Lo sappiamo bene: l’euro è una moneta senza Stato, e quindi è priva di quei naturali strumenti fiscali di compensazione degli squilibri interni che essa stessa genera. Ha fatto scuola il “padre dell’Europa” Jacques Delors, che paragonava il progetto europeo ad una bicicletta: chi vi sale non può smettere di pedalare, pena un disastroso ruzzolone. Passi che molti stati dell’eurozona non hanno fatto i famigerati compiti a casa (abbiamo detto in tutte le salse che è una balla, ma prendiamola per vera per continuità del discorso). Passi che alcuni hanno gestito in maniera irresponsabile le finanze pubbliche (come sopra). Ma la verità è che, a lungo termine, due sole sono le soluzioni sostenibili: o gli Stati Uniti d’Europa, o il ritorno alle valute nazionali.
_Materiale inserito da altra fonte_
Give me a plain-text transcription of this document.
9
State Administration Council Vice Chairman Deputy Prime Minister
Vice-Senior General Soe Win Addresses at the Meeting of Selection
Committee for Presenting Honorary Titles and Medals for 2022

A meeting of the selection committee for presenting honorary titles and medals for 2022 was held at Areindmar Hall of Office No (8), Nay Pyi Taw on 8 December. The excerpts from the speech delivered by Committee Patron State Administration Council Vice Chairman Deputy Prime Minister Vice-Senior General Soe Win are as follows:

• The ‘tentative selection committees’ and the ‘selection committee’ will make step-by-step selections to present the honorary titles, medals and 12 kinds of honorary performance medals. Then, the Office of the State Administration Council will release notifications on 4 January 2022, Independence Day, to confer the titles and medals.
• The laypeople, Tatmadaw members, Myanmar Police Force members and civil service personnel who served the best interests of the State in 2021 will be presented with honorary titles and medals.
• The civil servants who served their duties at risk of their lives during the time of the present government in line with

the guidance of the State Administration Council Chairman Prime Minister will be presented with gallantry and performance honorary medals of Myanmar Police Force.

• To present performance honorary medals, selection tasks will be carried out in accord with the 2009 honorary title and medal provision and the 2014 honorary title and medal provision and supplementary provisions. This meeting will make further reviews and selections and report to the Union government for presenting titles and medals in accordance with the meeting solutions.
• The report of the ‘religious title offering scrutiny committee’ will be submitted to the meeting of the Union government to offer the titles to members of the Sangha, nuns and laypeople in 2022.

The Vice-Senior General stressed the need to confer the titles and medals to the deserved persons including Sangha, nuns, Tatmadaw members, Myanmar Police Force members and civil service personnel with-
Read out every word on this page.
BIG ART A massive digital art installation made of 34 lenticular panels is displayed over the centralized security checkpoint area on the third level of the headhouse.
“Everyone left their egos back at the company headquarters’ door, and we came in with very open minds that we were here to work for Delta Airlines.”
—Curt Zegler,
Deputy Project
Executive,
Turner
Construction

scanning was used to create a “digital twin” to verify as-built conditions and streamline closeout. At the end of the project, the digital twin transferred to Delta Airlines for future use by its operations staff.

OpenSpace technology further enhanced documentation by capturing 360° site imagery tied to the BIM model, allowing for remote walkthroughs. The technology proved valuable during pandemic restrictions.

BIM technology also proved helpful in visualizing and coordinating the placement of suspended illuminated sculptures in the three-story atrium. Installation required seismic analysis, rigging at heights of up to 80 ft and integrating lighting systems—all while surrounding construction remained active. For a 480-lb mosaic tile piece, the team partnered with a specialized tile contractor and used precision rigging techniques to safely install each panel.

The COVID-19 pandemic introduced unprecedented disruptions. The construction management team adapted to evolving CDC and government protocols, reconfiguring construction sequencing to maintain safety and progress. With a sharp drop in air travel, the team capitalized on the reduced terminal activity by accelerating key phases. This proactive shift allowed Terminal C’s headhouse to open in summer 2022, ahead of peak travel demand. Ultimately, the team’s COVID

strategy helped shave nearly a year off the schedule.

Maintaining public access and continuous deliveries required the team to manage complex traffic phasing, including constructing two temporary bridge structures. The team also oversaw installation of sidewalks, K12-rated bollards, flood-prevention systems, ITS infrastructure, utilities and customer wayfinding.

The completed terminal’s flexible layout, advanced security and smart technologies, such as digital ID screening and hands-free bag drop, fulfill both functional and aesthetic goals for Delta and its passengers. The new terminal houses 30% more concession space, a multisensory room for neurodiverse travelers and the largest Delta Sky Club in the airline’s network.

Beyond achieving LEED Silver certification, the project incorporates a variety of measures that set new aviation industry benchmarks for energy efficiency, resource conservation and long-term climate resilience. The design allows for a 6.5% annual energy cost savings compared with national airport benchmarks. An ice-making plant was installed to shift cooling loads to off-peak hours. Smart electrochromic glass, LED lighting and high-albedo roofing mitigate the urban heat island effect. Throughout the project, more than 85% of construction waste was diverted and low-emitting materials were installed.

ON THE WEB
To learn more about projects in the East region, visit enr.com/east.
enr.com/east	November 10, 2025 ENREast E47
Esiste qualcuno che crede sinceramente che sia possibile addivenire ad un governo europeo? Si accomodi e nel frattempo si ripassi la storia della Jugoslavia. Nel frattempo, le tecnocrazie europee, ben consce del fatto che l’europeismo è semplicemente il velo di maia ideologico per gli allocchi atto a nascondere la totale sottomissione degli Stati d’Europa alla potenza dominante d’oltreatlantico, a suo volta braccio armato dell’oligarchia, si preparano a condurre in porto la cosiddetta “unione bancaria” che è quello che gli preme maggiormente ora come ora. Essa è stata pensata per recidere il legame che fa dipendere la solvibilità delle banche dalla solvibilità dei rispettivi Stati e viceversa. Il meccanismo di vigilanza unico e il meccanismo di risoluzione unico, i primi due pilastri dell’Unione Bancaria, che hanno trasferito in seno alla Bce i poteri decisionali circa la vigilanza e la ristrutturazione delle maggiori banche europee, sono già in vigore. Ma il terzo pilastro, lo schema europeo di garanzia dei depositi, è ancora oggetto di aspre discussioni perché ovviamente non si capisce esattamente chi dovrebbe pagare chi. Non a caso hanno tutti, dalla Merkel in giù, ripreso a parlare di Europa a geometria variabile o a due velocità o analoghe sciocchezze, ridimensionando l’obiettivo dell’unione politico-fiscale, che però sarebbe, e qui sta la contraddizione, l’unico sbocco coerente della moneta unica. Si temporeggia perché il crollo della moneta unica sarebbe la dissoluzione di una intera cricca politica che sull’europeismo ha fondato tutto il suo discorso politico, la sua credibilità e la sua ragion d’essere.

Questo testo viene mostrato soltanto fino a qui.